Kevin Summers
Mother Butchulla, Father Solomon Island from Blackbirding days (Qld Slave Trade)
Chief Petty Officer
Aviation Survival Equipment (SE)
Royal Australian Navy

Defence Long Service Medal with three clasps
National Medal 1 clasp
Australian Defence Medal

2021 – The National Medal – recognises long and diligent service by members of recognised government and voluntary organisations that risk their lives or safety to protect or assist the community in enforcement of the law or in times of emergency or natural disaster.My service was recognised in 2021 for my duties for Border Force 8 years, Coast Guard Townsville 3 years and 4 years Volunteer Marine rescue Brisbane.
2014 – COMCAR acknowledgement for transport services to G20 Leaders’ summit Brisbane. Certificate of Appreciation
2013 – Executive Director, Regional Operations East, (QPWS) letter of thanks. (Orca Stranding Hervey Bay).
2008 – AFLQ Youth support staff of the year for outstanding commitment to Junior AFL development in the Northern Region.
1998 Quest Brisbane River Run Walk, Volunteer Marshal

Growing up on Turrbal country, (Cribb Island) nestled within the marine environment of Moreton Bay surrounded with numerous Family groups, profoundly shaped my worldview and sense of identity. Born to a mother with Butchulla roots and a Father’s heritage hailing from the Solomon Islands, I emerged as the youngest amidst a bustling household of nine siblings—three Brothers and five Sisters. Family bonds ran deep, anchoring me through the tumultuous currents of life. My journey through education paralleled the ebbs and flows of adolescence. While primary school was a source of joy and discovery, secondary education failed to capture my imagination in the same way. Yet, within the constraints of the state system, I found solace in the prospect of adventure and exploration.
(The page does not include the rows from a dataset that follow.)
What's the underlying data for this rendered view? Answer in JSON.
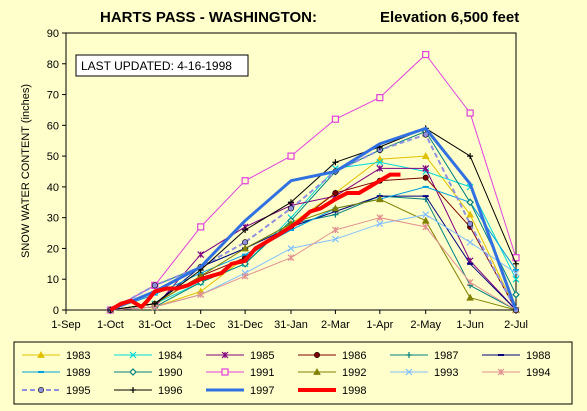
{
  "chart_data": {
    "type": "line",
    "title_left": "HARTS PASS - WASHINGTON:",
    "title_right": "Elevation 6,500 feet",
    "annotation": "LAST UPDATED: 4-16-1998",
    "ylabel": "SNOW WATER CONTENT (inches)",
    "ylim": [
      0,
      90
    ],
    "yticks": [
      0,
      10,
      20,
      30,
      40,
      50,
      60,
      70,
      80,
      90
    ],
    "xlim": [
      0,
      304
    ],
    "xticks": [
      {
        "label": "1-Sep",
        "day": 0
      },
      {
        "label": "1-Oct",
        "day": 30
      },
      {
        "label": "31-Oct",
        "day": 60
      },
      {
        "label": "1-Dec",
        "day": 91
      },
      {
        "label": "31-Dec",
        "day": 121
      },
      {
        "label": "31-Jan",
        "day": 152
      },
      {
        "label": "2-Mar",
        "day": 182
      },
      {
        "label": "1-Apr",
        "day": 212
      },
      {
        "label": "2-May",
        "day": 243
      },
      {
        "label": "1-Jun",
        "day": 273
      },
      {
        "label": "2-Jul",
        "day": 304
      }
    ],
    "grid": false,
    "legend_position": "bottom",
    "series": [
      {
        "name": "1983",
        "color": "#e0c000",
        "marker": "triangle",
        "width": 1,
        "points": [
          [
            30,
            0
          ],
          [
            60,
            1
          ],
          [
            91,
            6
          ],
          [
            121,
            17
          ],
          [
            152,
            28
          ],
          [
            182,
            38
          ],
          [
            212,
            49
          ],
          [
            243,
            50
          ],
          [
            273,
            31
          ],
          [
            304,
            0
          ]
        ]
      },
      {
        "name": "1984",
        "color": "#00d8d8",
        "marker": "x",
        "width": 1,
        "points": [
          [
            30,
            0
          ],
          [
            60,
            2
          ],
          [
            91,
            9
          ],
          [
            121,
            15
          ],
          [
            152,
            30
          ],
          [
            182,
            46
          ],
          [
            212,
            48
          ],
          [
            243,
            45
          ],
          [
            273,
            40
          ],
          [
            304,
            10
          ]
        ]
      },
      {
        "name": "1985",
        "color": "#800080",
        "marker": "star",
        "width": 1,
        "points": [
          [
            30,
            0
          ],
          [
            60,
            1
          ],
          [
            91,
            18
          ],
          [
            121,
            27
          ],
          [
            152,
            34
          ],
          [
            182,
            37
          ],
          [
            212,
            46
          ],
          [
            243,
            46
          ],
          [
            273,
            16
          ],
          [
            304,
            0
          ]
        ]
      },
      {
        "name": "1986",
        "color": "#800000",
        "marker": "circle",
        "width": 1,
        "points": [
          [
            30,
            0
          ],
          [
            60,
            2
          ],
          [
            91,
            11
          ],
          [
            121,
            17
          ],
          [
            152,
            27
          ],
          [
            182,
            38
          ],
          [
            212,
            42
          ],
          [
            243,
            43
          ],
          [
            273,
            27
          ],
          [
            304,
            0
          ]
        ]
      },
      {
        "name": "1987",
        "color": "#008080",
        "marker": "plus",
        "width": 1,
        "points": [
          [
            30,
            0
          ],
          [
            60,
            8
          ],
          [
            91,
            14
          ],
          [
            121,
            20
          ],
          [
            152,
            28
          ],
          [
            182,
            31
          ],
          [
            212,
            37
          ],
          [
            243,
            36
          ],
          [
            273,
            8
          ],
          [
            304,
            0
          ]
        ]
      },
      {
        "name": "1988",
        "color": "#000080",
        "marker": "dash",
        "width": 1,
        "points": [
          [
            30,
            0
          ],
          [
            60,
            2
          ],
          [
            91,
            14
          ],
          [
            121,
            20
          ],
          [
            152,
            27
          ],
          [
            182,
            32
          ],
          [
            212,
            37
          ],
          [
            243,
            37
          ],
          [
            273,
            15
          ],
          [
            304,
            0
          ]
        ]
      },
      {
        "name": "1989",
        "color": "#00a0e0",
        "marker": "dash",
        "width": 1,
        "points": [
          [
            30,
            0
          ],
          [
            60,
            5
          ],
          [
            91,
            12
          ],
          [
            121,
            18
          ],
          [
            152,
            26
          ],
          [
            182,
            33
          ],
          [
            212,
            36
          ],
          [
            243,
            40
          ],
          [
            273,
            35
          ],
          [
            304,
            13
          ]
        ]
      },
      {
        "name": "1990",
        "color": "#008080",
        "marker": "diamond",
        "width": 1,
        "points": [
          [
            30,
            0
          ],
          [
            60,
            1
          ],
          [
            91,
            9
          ],
          [
            121,
            15
          ],
          [
            152,
            29
          ],
          [
            182,
            45
          ],
          [
            212,
            52
          ],
          [
            243,
            58
          ],
          [
            273,
            35
          ],
          [
            304,
            5
          ]
        ]
      },
      {
        "name": "1991",
        "color": "#e040e0",
        "marker": "square",
        "width": 1,
        "points": [
          [
            30,
            0
          ],
          [
            60,
            8
          ],
          [
            91,
            27
          ],
          [
            121,
            42
          ],
          [
            152,
            50
          ],
          [
            182,
            62
          ],
          [
            212,
            69
          ],
          [
            243,
            83
          ],
          [
            273,
            64
          ],
          [
            304,
            17
          ]
        ]
      },
      {
        "name": "1992",
        "color": "#808000",
        "marker": "triangle",
        "width": 1,
        "points": [
          [
            30,
            0
          ],
          [
            60,
            2
          ],
          [
            91,
            11
          ],
          [
            121,
            20
          ],
          [
            152,
            28
          ],
          [
            182,
            33
          ],
          [
            212,
            36
          ],
          [
            243,
            29
          ],
          [
            273,
            4
          ],
          [
            304,
            0
          ]
        ]
      },
      {
        "name": "1993",
        "color": "#80c0ff",
        "marker": "x",
        "width": 1,
        "points": [
          [
            30,
            0
          ],
          [
            60,
            1
          ],
          [
            91,
            5
          ],
          [
            121,
            12
          ],
          [
            152,
            20
          ],
          [
            182,
            23
          ],
          [
            212,
            28
          ],
          [
            243,
            31
          ],
          [
            273,
            22
          ],
          [
            304,
            12
          ]
        ]
      },
      {
        "name": "1994",
        "color": "#e09090",
        "marker": "star",
        "width": 1,
        "points": [
          [
            30,
            0
          ],
          [
            60,
            1
          ],
          [
            91,
            5
          ],
          [
            121,
            11
          ],
          [
            152,
            17
          ],
          [
            182,
            26
          ],
          [
            212,
            30
          ],
          [
            243,
            27
          ],
          [
            273,
            9
          ],
          [
            304,
            0
          ]
        ]
      },
      {
        "name": "1995",
        "color": "#9090e0",
        "marker": "circle",
        "width": 2,
        "dashed": true,
        "points": [
          [
            30,
            0
          ],
          [
            60,
            8
          ],
          [
            91,
            14
          ],
          [
            121,
            22
          ],
          [
            152,
            33
          ],
          [
            182,
            45
          ],
          [
            212,
            52
          ],
          [
            243,
            57
          ],
          [
            273,
            28
          ],
          [
            304,
            0
          ]
        ]
      },
      {
        "name": "1996",
        "color": "#000000",
        "marker": "plus",
        "width": 1,
        "points": [
          [
            30,
            0
          ],
          [
            60,
            2
          ],
          [
            91,
            13
          ],
          [
            121,
            26
          ],
          [
            152,
            35
          ],
          [
            182,
            48
          ],
          [
            212,
            53
          ],
          [
            243,
            59
          ],
          [
            273,
            50
          ],
          [
            304,
            15
          ]
        ]
      },
      {
        "name": "1997",
        "color": "#3070e0",
        "marker": "none",
        "width": 3,
        "points": [
          [
            30,
            0
          ],
          [
            60,
            6
          ],
          [
            91,
            14
          ],
          [
            121,
            29
          ],
          [
            152,
            42
          ],
          [
            182,
            45
          ],
          [
            212,
            54
          ],
          [
            243,
            59
          ],
          [
            273,
            41
          ],
          [
            304,
            0
          ]
        ]
      },
      {
        "name": "1998",
        "color": "#ff0000",
        "marker": "none",
        "width": 4,
        "points": [
          [
            30,
            0
          ],
          [
            37,
            2
          ],
          [
            44,
            3
          ],
          [
            51,
            1
          ],
          [
            55,
            3
          ],
          [
            60,
            6
          ],
          [
            68,
            7
          ],
          [
            75,
            7
          ],
          [
            82,
            8
          ],
          [
            91,
            10
          ],
          [
            98,
            11
          ],
          [
            105,
            12
          ],
          [
            112,
            15
          ],
          [
            121,
            16
          ],
          [
            128,
            20
          ],
          [
            135,
            22
          ],
          [
            142,
            24
          ],
          [
            152,
            27
          ],
          [
            158,
            29
          ],
          [
            165,
            32
          ],
          [
            172,
            33
          ],
          [
            182,
            36
          ],
          [
            190,
            38
          ],
          [
            198,
            38
          ],
          [
            205,
            40
          ],
          [
            212,
            42
          ],
          [
            219,
            44
          ],
          [
            226,
            44
          ]
        ]
      }
    ]
  }
}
At the age of 15 (1974) armed with modest grades and a thirst for adventure akin to my brothers’, I followed their footsteps into the Royal Australian Navy. The allure of the sea, coupled with the promise of travel, beckoned me. Over the course of 22 years in full-time service and an additional 24 years in the Naval Reserves, I found the Navy to be a true equal opportunity employer—a meritocracy where dedication and skill were rewarded. Climbing the ranks to Chief Petty Officer, I honed my leadership skills amidst the rigours of naval life. Having served on four ships, HMAS Melbourne, HMAS Stuart, HMAS Moresby, and HMAS Stalwart. I completed my initial training at HMAS Leeuwin (Fremantle WA) with shore postings to HMAS Albatross (Nowra NSW), HMAS Coonawarra (Darwin NT), Navy Recruiting Townsville Qld, HMAS Kuttabul Sydney NSW.  I am grateful for the honour of meeting Queen Elizabeth II and the Royal Family aboard the Royal Yacht Britannia during the 1977 Silver Jubilee celebration, while serving on HMAS Melbourne. For Queen and Country then and now King and Country.

However, in 1996, the tides of change swept me towards a new horizon as I transitioned to the Australian Customs Service. Immersed predominantly within the National Marine Unit, I navigated my way from Deck Hand to the esteemed position of Navigator/Executive Officer. It was here, amidst the vast expanse of the ocean, that I felt most alive, orchestrating operations with precision and purpose. Alas, life’s currents can be unpredictable. A medical condition forced me to chart a new course, leading me to the tranquil waters of Queensland Parks and Wildlife Service. As a Marine Ranger stationed in the breathtaking Moreton Bay Marine Park, I dedicated my days to preserving and protecting our natural heritage. It was a fitting culmination to my career—a testament to my unwavering commitment to conservation.

Amidst the ebullient waves of my professional journey, love anchored me steadfastly. In February 1992, I exchanged vows, embarking on a lifelong voyage with my soulmate. Together, we nurtured a family—a son, now 31, and a daughter, 29, who has bestowed upon me the precious gift of Grandfatherhood. Reflecting upon the mosaic of experiences that have shaped me, I am keenly aware of the indelible imprint left by my naval service. It was within the crucible of discipline, teamwork, and unwavering ethics that I forged the bedrock of my character—a testament to the person I am today. As the sun sets on my professional odyssey, I stand on the precipice of retirement, content in the knowledge that I have navigated life’s tempests with courage and conviction.